The State That I Am In Posted on August 31, 2009 by Eric Heiman

South facade of the Morphosis-design Federal Buiding in San Francisco

South facade of the Morphosis-designed Federal Buiding in San Francisco

When I was an architecture student in Pittsburgh 20 years ago, one of the first vanity monographs I bought was about Morphosis, the Los Angeles firm started by Thom Mayne and Michael Rotondi (who moved on  to found Roto Architects in 1991). Their fractured forms, rendered in meticulously inked drawings and gritty models, were eye-opening to us budding designers studying in a city not known for its architectural adventurousness.

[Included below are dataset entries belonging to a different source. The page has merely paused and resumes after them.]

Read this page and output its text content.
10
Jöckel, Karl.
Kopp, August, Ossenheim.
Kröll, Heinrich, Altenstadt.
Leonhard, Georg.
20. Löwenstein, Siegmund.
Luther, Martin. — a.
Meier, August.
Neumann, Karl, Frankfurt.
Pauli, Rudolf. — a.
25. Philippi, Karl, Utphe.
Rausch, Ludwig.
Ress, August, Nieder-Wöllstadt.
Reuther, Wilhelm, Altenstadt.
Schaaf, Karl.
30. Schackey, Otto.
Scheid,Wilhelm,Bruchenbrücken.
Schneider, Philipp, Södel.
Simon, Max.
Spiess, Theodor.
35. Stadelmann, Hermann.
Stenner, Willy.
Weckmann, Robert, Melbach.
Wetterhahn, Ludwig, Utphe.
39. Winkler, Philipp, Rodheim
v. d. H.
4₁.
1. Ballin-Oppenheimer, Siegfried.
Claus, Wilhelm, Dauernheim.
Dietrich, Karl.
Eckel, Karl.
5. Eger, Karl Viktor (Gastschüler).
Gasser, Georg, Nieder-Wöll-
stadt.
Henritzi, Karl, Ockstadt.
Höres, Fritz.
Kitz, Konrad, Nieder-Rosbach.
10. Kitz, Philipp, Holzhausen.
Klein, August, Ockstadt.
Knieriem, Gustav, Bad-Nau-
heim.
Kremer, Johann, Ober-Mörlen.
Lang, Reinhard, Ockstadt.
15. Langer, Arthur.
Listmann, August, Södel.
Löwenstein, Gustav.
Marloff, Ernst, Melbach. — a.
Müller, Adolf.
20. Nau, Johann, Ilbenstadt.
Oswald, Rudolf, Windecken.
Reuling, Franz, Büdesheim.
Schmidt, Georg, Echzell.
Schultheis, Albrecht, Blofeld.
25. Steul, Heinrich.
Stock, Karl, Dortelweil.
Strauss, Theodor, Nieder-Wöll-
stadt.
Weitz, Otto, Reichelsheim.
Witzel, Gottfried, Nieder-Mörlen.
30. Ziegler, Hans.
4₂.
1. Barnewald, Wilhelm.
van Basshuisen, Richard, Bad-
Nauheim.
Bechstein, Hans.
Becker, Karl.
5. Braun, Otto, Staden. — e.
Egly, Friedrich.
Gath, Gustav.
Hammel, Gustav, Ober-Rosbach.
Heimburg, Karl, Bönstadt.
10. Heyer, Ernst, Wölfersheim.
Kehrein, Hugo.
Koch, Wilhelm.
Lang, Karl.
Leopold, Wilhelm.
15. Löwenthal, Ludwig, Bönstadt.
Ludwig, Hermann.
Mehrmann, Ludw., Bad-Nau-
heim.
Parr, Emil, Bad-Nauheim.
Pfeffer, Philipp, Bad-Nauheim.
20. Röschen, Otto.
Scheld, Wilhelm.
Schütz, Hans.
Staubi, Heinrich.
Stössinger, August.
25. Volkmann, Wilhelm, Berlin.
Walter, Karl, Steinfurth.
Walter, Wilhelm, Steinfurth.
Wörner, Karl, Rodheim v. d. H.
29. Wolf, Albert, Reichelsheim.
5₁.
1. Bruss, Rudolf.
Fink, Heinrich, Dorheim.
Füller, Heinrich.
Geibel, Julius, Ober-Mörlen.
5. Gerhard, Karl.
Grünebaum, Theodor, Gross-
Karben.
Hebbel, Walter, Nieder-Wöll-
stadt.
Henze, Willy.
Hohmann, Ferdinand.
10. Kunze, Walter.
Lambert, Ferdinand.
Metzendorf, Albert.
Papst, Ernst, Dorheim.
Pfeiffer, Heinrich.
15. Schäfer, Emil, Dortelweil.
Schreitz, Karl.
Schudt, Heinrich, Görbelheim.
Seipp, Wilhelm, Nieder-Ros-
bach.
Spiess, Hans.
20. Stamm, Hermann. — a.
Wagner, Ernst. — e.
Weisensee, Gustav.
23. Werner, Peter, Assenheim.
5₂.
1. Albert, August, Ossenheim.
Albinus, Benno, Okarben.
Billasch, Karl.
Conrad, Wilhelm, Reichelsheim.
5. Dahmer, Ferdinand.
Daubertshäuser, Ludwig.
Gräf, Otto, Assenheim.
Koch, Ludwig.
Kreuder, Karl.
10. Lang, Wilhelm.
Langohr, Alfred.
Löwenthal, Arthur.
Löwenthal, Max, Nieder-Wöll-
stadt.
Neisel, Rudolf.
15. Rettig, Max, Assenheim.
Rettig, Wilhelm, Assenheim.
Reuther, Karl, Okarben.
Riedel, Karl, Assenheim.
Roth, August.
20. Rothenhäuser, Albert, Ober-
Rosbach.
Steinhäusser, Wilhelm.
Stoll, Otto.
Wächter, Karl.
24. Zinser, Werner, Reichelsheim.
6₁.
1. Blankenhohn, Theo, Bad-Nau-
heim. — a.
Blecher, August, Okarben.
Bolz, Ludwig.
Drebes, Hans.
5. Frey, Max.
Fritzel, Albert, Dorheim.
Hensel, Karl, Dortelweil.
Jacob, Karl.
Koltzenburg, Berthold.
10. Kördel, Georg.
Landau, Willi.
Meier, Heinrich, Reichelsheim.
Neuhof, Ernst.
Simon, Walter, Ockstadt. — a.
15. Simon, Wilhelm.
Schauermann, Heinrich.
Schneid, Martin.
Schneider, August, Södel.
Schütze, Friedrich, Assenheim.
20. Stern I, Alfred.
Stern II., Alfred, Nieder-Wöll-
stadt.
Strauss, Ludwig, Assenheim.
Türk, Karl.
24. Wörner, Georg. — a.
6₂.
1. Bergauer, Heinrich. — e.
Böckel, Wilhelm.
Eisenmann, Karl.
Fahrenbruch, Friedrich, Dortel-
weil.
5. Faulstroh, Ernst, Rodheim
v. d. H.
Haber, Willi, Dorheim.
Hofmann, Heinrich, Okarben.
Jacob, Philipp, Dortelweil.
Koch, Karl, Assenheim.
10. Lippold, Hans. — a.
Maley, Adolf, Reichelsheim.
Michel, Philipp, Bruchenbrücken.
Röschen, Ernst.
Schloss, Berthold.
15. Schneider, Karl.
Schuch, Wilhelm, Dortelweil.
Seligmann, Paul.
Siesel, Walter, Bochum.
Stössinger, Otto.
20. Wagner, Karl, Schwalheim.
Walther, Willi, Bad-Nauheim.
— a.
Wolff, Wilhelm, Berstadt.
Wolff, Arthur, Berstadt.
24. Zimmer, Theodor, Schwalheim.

This memory came back to me as I toured—with fellow columnist, Adrienne Skye Roberts (see her related post) and Open Space editor-in-chief, Suzanne Stein—the Morphosis-designed United States Federal Building that looms large over the South of Market neighborhood like a giant, modern-day aerie of government regality. As an architecture school graduate and brief practitioner, I admire the building for its sheer creative chutzpah, especially considering the client is the federal government. The Morphosis tics, that two decades earlier rarely expanded beyond southern California and the scale of a modest private home or restaurant interior, are now super-sized with this work. So while my architecture aficionado side can’t help but be thrilled, the American citizen in me is left a little uneasy.